Пока мы вот так болтали в голове с Бородиным, Витя продолжал молча, но напряжённо ждать ответа, а вот недочебурах, наоборот, успокоился, а Хан по-прежнему держал острую позу готовности к обороне или наступлению, кто его разберёт, этого пса.
— Я жду!— не выдержал Витя.
— Да в сознании я, — бросила зло,— и твой Рома тоже тут, у нас с ним, похоже, вечеринка с гостями, если хочешь, то можешь присоединиться, пусть и припёрся без приглашения.

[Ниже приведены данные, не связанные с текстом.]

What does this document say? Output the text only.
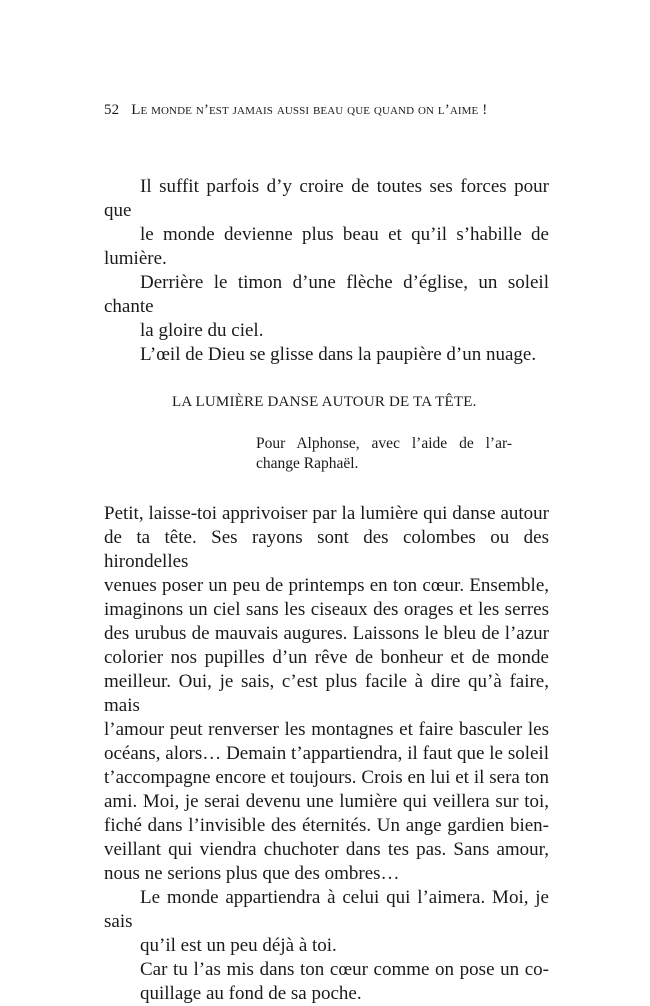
52 Le monde n’est jamais aussi beau que quand on l’aime !

Il suffit parfois d’y croire de toutes ses forces pour que
le monde devienne plus beau et qu’il s’habille de lumière.

Derrière le timon d’une flèche d’église, un soleil chante
la gloire du ciel.

L’œil de Dieu se glisse dans la paupière d’un nuage.

LA LUMIÈRE DANSE AUTOUR DE TA TÊTE.
Pour Alphonse, avec l’aide de l’ar-
change Raphaël.

Petit, laisse-toi apprivoiser par la lumière qui danse autour
de ta tête. Ses rayons sont des colombes ou des hirondelles
venues poser un peu de printemps en ton cœur. Ensemble,
imaginons un ciel sans les ciseaux des orages et les serres
des urubus de mauvais augures. Laissons le bleu de l’azur
colorier nos pupilles d’un rêve de bonheur et de monde
meilleur. Oui, je sais, c’est plus facile à dire qu’à faire, mais
l’amour peut renverser les montagnes et faire basculer les
océans, alors… Demain t’appartiendra, il faut que le soleil
t’accompagne encore et toujours. Crois en lui et il sera ton
ami. Moi, je serai devenu une lumière qui veillera sur toi,
fiché dans l’invisible des éternités. Un ange gardien bien-
veillant qui viendra chuchoter dans tes pas. Sans amour,
nous ne serions plus que des ombres…

Le monde appartiendra à celui qui l’aimera. Moi, je sais
qu’il est un peu déjà à toi.

Car tu l’as mis dans ton cœur comme on pose un co-
quillage au fond de sa poche.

Витя и Хан всё ещё смотрели на меня с неодобрением, но, может, не на меня, а на моего нового знакомца с треугольными зубами. Шипел недочебурах, конечно, довольно угрожающе, даже напомнил мне бывшую уличную кошку нашей соседки по даче. Не хотела бы я проверять на остроту эти акульи зубки. Лучше будет, если получится ситуацию разрядить.
— Не вздумай снова упоминать борю в разговоре, — нарушил ход моих мыслей голос Бородин.
— Почему?
— Это не имя, это собирательная кличка как типа Барбос или Шарик для собак, но для чумовых. Сокращение от Болезни-Раны-Язвы. Чумовые считают это унизительным прозвищем, — быстренько ввёл меня в курс дела голос в голове.
— Софья, мне бы поговорить с Романом, — опомнился, наконец, Витя.
— Ну так вперёд, что тебе мешает, если он тут, — пожала я плечами.
— Конфиденциально.
— И как ты себе это представляешь? Мне заткнуть уши, выйти из себя или потерять по заказу сознание?
Витя, кажется, понял, что сморозил глупость. На его почти симпатичном лице отразилось недоумение. Кстати, сегодня от него уже не воняло диким мустангом, и одет он был подходяще ситуации, не в одни труселя. Мой наставник облачился в полевую форму института, что-то среднее между военным камуфляжем и спецовкой известного археолога с хлыстом и фамилией Джонс. У меня в рюкзаке тоже должен быть такой комплект, остальная одежда, если её и погрузили, осталась в поезде. На Вите этот наряд смотрела как родной.